Rape isn’t about sex. It’s about power. This group Douthat admires so much? They’re still trying to take ours. We view that a little differently these days. Bummer for them.

L.A. SON: My Life, My City, My Food by Roy Choi, With Tien Nguyen and Natasha Phan

(An Anthony Bourdain Book, 2013)

The menu in D.C. changes whenever a new administration comes to town. Old Ebbitt Grill is always the first to publish its new offerings or, at least, it used to be (I attended George Washington from 1996–2000 so things may have changed). We knew something new was coming with the Clintons because, while Mr. Clinton fits the WASP criteria to some extent, the menu options become less red meat saturated and included a lot more veggies than they had when Bush the elder was running things. The Clinton and Obama era menus also offered elements from other countries and cultures which hadn’t been the case previously.

Which is more representative of this whole thing than you might thing.

Chef Roy Choi came over from Korea as a child. He grew up in L.A., first in a Koreatown revived by his community (every family in his neighborhood put money in a communal pot. Weekly, someone would get the pot to start a local business and then, once the business was off the ground, increase their weekly contribution to help someone else do the same).

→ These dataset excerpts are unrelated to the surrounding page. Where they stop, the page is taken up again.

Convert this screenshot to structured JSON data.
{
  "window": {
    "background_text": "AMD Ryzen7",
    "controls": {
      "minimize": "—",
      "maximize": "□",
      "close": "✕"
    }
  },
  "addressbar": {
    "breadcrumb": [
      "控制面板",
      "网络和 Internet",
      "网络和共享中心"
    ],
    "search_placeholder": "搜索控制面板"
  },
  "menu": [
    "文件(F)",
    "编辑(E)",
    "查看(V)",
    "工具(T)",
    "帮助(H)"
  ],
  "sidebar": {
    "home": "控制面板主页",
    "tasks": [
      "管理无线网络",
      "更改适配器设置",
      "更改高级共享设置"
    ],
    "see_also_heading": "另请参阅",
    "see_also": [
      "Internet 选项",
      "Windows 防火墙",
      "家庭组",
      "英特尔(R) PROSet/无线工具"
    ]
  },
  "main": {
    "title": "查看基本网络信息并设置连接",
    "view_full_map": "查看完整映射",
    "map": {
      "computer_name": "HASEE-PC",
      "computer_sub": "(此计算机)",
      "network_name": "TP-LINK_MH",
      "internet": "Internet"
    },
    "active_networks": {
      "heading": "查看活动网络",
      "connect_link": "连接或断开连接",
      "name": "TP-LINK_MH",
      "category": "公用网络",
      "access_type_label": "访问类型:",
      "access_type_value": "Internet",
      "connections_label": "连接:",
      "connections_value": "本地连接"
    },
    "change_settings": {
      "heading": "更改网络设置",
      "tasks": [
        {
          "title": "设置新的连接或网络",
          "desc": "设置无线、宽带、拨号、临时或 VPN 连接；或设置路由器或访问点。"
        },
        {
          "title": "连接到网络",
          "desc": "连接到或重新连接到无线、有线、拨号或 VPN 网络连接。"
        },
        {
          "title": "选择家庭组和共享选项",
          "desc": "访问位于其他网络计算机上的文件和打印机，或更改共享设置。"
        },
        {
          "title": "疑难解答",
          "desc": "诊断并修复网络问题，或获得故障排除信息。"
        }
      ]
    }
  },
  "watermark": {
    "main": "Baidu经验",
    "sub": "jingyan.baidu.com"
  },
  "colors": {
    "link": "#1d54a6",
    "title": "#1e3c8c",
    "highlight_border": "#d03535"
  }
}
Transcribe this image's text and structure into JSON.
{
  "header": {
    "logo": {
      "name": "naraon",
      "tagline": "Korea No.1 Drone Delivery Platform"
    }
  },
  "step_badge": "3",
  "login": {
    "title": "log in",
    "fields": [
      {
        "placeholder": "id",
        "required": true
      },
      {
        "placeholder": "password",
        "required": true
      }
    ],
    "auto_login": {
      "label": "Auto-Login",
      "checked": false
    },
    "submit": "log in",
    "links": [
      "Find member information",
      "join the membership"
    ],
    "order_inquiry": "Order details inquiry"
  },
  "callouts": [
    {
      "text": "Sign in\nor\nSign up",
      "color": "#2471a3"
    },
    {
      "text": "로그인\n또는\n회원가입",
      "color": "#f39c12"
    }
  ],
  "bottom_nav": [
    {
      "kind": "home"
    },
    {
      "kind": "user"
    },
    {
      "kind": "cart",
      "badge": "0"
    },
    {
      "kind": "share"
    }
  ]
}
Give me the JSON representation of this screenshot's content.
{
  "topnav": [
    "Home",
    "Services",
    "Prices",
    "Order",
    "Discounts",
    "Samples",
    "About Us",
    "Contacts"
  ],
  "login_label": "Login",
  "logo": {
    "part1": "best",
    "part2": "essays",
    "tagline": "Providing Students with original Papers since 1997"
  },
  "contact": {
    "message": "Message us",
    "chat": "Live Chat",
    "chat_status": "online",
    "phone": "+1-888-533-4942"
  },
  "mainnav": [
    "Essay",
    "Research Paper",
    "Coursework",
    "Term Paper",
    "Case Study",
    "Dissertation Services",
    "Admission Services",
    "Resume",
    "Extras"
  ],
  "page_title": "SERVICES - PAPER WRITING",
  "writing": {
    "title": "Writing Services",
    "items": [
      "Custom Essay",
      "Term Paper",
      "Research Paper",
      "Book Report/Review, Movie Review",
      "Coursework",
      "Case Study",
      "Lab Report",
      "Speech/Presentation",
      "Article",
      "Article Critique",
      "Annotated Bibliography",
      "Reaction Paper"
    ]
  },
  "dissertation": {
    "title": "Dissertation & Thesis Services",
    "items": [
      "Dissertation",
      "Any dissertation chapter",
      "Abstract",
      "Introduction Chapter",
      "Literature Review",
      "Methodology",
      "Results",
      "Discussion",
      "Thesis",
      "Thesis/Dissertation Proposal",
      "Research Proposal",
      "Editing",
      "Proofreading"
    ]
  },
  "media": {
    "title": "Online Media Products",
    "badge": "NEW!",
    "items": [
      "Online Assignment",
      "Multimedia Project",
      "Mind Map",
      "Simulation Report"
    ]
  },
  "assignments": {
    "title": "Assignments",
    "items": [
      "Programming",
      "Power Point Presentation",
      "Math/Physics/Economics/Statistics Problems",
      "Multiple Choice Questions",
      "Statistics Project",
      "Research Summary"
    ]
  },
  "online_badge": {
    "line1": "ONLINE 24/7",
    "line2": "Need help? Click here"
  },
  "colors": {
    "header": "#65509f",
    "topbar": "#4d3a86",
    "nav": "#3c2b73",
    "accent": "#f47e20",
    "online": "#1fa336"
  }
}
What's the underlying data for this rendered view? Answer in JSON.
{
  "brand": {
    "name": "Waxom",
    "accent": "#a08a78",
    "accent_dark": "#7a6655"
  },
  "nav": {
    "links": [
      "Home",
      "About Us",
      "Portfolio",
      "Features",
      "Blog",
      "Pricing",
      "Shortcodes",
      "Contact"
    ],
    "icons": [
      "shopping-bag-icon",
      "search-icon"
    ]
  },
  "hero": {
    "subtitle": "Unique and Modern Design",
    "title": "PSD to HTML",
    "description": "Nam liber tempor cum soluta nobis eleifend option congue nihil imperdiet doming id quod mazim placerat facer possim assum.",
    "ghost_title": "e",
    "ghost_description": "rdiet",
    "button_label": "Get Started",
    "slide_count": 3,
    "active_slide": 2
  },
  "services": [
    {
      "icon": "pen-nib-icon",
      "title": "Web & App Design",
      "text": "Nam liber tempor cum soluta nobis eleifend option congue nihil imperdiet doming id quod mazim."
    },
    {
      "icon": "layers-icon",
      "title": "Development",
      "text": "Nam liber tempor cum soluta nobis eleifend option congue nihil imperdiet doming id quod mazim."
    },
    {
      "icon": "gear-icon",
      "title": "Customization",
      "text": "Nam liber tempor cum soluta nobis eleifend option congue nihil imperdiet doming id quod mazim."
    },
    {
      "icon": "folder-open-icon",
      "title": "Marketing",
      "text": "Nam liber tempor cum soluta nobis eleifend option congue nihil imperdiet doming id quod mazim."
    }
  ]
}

When his family’s business failed, however, Roy was moved out of Koreatown and to a different part of L.A. where he started exploring other cuisines including Vietnamese, English, Middle Eastern, smoothies…and while becoming an L.A. son wasn’t always easy for Choi, his journey through food, and through the nation, is what made him an American. Because it isn’t homogeneity that brought us here. It’s all of us, together, learning everything that makes us who we are and learning about one another.


So how about if we just don’t. How about, if instead of being nostalgic for something that never was, we work toward what could be? What was always meant to be. The actual American dream? Instead of reaching for some false vision of what could have been, we look forward to potential, for something that actually could be?